Main content area

Subcutaneous administration of ciclosporin in 11 allergic cats – a pilot open‐label uncontrolled clinical trial

Koch, Sandra N., Torres, Sheila M. F., Diaz, Sandra, Gilbert, Sophie, Rendahl, Aaron
Veterinary dermatology 2018 v.29 no.2 pp. 107
cats, cyclosporine, pruritus, veterinary medicine, subcutaneous injection, dermatitis, clinical trials
BACKGROUND: Oral ciclosporin has been reported to be efficacious for feline inflammatory skin diseases; however, cats are often difficult to medicate orally. HYPOTHESIS/OBJECTIVE: To evaluate the efficacy and tolerability of subcutaneous ciclosporin administered to cats with allergic skin disease. ANIMALS: Eleven client‐owned cats with nonseasonal clinical signs. METHODS: Prospective open label trial. Ciclosporin 50 mg/mL solution for injection (Sandimune®, Novartis; NJ, USA) was administered subcutaneously for 60 days with initial doses ranging from 2.5 mg/kg once daily (one cat) to every other day (five cats) and 5 mg/kg once daily (four cats) to every other day (one cat). Dosages were adjusted monthly if needed based on clinical response.

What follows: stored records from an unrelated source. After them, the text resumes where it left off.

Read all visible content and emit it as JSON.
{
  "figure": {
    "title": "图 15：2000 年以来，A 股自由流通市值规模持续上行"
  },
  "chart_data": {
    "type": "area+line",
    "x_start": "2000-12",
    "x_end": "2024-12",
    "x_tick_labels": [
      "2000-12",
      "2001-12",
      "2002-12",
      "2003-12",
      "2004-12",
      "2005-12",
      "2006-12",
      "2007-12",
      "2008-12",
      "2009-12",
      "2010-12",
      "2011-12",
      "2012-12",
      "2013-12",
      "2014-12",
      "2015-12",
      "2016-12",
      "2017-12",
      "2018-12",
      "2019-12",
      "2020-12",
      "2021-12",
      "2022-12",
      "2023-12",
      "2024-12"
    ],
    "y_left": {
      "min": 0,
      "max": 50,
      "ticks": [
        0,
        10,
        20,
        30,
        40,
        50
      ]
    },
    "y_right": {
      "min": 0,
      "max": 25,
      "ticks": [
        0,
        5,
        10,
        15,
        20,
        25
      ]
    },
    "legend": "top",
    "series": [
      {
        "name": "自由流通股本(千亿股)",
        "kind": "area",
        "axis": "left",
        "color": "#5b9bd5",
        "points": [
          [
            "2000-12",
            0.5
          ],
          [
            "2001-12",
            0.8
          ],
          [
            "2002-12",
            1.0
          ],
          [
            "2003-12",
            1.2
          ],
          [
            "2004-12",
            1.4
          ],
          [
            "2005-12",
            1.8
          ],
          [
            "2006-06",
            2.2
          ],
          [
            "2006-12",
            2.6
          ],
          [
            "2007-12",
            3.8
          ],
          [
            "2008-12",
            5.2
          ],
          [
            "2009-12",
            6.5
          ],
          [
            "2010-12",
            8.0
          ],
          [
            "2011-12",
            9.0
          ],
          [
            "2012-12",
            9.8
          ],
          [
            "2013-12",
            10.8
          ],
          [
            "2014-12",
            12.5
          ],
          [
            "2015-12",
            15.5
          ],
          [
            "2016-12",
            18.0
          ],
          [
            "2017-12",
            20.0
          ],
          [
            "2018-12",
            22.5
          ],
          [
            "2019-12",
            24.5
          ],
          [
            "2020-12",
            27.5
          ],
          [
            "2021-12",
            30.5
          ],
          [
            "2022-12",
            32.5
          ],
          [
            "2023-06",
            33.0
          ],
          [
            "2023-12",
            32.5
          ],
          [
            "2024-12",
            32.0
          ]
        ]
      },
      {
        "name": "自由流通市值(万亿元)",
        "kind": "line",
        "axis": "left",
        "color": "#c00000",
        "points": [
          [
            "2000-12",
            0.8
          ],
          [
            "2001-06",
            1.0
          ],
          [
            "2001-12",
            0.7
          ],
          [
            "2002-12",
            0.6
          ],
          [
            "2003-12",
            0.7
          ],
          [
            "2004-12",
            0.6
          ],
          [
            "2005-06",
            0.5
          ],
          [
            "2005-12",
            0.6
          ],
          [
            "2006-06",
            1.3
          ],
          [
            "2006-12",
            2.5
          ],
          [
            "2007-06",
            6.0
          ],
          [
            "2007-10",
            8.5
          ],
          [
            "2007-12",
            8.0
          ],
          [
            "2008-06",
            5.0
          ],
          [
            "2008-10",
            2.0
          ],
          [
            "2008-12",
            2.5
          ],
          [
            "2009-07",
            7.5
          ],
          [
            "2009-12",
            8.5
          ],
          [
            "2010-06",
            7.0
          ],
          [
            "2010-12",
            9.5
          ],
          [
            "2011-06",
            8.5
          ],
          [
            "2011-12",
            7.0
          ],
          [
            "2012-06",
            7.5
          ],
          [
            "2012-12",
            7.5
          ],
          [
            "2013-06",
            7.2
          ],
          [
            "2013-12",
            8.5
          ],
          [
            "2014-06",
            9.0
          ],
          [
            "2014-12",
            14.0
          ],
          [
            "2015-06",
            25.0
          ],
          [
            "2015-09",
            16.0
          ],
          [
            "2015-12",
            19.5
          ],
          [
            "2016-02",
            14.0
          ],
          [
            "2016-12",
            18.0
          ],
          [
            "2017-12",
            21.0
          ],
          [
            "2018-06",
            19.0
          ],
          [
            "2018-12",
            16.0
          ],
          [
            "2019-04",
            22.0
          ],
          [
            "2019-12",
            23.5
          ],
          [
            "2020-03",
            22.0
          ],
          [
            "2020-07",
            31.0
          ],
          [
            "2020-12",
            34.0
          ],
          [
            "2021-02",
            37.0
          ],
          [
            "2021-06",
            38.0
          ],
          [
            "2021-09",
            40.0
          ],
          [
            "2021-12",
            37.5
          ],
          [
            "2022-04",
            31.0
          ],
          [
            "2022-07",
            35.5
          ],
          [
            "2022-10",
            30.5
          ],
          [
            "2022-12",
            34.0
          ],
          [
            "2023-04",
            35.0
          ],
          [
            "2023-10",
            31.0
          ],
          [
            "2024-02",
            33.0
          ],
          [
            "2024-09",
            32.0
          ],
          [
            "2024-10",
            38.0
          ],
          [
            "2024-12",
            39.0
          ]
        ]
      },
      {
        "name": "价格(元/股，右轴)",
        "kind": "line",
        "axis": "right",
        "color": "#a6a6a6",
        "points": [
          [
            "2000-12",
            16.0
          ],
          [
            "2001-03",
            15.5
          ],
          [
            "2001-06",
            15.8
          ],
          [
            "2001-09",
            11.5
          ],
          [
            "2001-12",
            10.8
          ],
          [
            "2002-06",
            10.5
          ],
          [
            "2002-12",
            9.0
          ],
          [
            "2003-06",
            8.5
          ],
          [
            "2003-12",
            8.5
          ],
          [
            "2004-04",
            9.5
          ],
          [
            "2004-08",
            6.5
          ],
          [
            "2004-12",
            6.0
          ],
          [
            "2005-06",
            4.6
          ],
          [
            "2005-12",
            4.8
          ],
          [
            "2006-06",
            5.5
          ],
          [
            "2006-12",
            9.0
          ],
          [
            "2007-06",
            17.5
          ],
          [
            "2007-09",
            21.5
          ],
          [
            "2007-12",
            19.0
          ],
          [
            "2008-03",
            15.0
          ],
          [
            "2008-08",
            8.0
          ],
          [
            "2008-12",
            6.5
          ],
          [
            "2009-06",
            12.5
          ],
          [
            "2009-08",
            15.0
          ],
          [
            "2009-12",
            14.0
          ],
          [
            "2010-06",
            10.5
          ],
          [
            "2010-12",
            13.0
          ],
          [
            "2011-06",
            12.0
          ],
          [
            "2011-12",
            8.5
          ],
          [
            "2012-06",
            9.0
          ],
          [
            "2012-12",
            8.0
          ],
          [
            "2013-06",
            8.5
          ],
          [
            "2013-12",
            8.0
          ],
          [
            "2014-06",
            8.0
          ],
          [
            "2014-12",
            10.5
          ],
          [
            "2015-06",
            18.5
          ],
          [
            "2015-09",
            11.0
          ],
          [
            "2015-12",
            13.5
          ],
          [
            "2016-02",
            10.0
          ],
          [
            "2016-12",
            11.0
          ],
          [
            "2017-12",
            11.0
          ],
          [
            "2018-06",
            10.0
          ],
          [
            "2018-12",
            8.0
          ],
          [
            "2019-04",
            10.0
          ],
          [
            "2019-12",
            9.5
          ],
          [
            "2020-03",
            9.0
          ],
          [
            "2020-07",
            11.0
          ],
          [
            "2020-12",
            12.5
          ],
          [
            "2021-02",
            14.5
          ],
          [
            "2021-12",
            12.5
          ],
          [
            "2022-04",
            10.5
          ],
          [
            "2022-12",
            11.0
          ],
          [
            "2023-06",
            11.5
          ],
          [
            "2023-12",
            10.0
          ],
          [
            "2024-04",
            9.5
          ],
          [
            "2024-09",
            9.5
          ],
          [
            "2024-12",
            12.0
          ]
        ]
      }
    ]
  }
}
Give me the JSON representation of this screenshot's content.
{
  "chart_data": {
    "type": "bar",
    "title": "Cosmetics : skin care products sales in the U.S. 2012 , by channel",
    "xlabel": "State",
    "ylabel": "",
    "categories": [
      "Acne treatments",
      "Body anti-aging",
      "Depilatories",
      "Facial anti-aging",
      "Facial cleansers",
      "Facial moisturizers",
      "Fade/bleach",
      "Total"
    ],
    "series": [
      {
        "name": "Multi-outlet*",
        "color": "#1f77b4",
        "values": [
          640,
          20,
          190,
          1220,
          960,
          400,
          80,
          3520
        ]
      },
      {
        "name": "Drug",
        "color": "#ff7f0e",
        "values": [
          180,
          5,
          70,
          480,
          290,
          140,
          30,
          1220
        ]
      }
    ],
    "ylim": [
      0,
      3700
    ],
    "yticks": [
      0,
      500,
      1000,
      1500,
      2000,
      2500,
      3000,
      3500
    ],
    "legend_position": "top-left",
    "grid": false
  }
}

Clinical response was assessed using a modified FeDESI (feline Dermatitis Extent and Severity Index) and PVAS (pruritus Visual Analog Scale) between days (D) 0, 30 and 60. RESULTS: Six cats completed the study and four of five cats withdrawn from the study were included in an intention‐to‐treat analysis. There was significant decrease in FeDESI and PVAS scores between D0 and D30, D0 and D60 and D30 and D60 (P < 0.05) in all ten cats. CONCLUSIONS AND CLINICAL IMPORTANCE: Ciclosporin administered subcutaneously at initial doses of 2.5‐5 mg/kg, once daily to alternate days, appears to be an efficacious therapy for feline allergic dermatitis and may be an alternative therapy for cats that cannot be treated orally. Randomized and controlled long term studies which include a larger number of cats are needed to confirm these findings.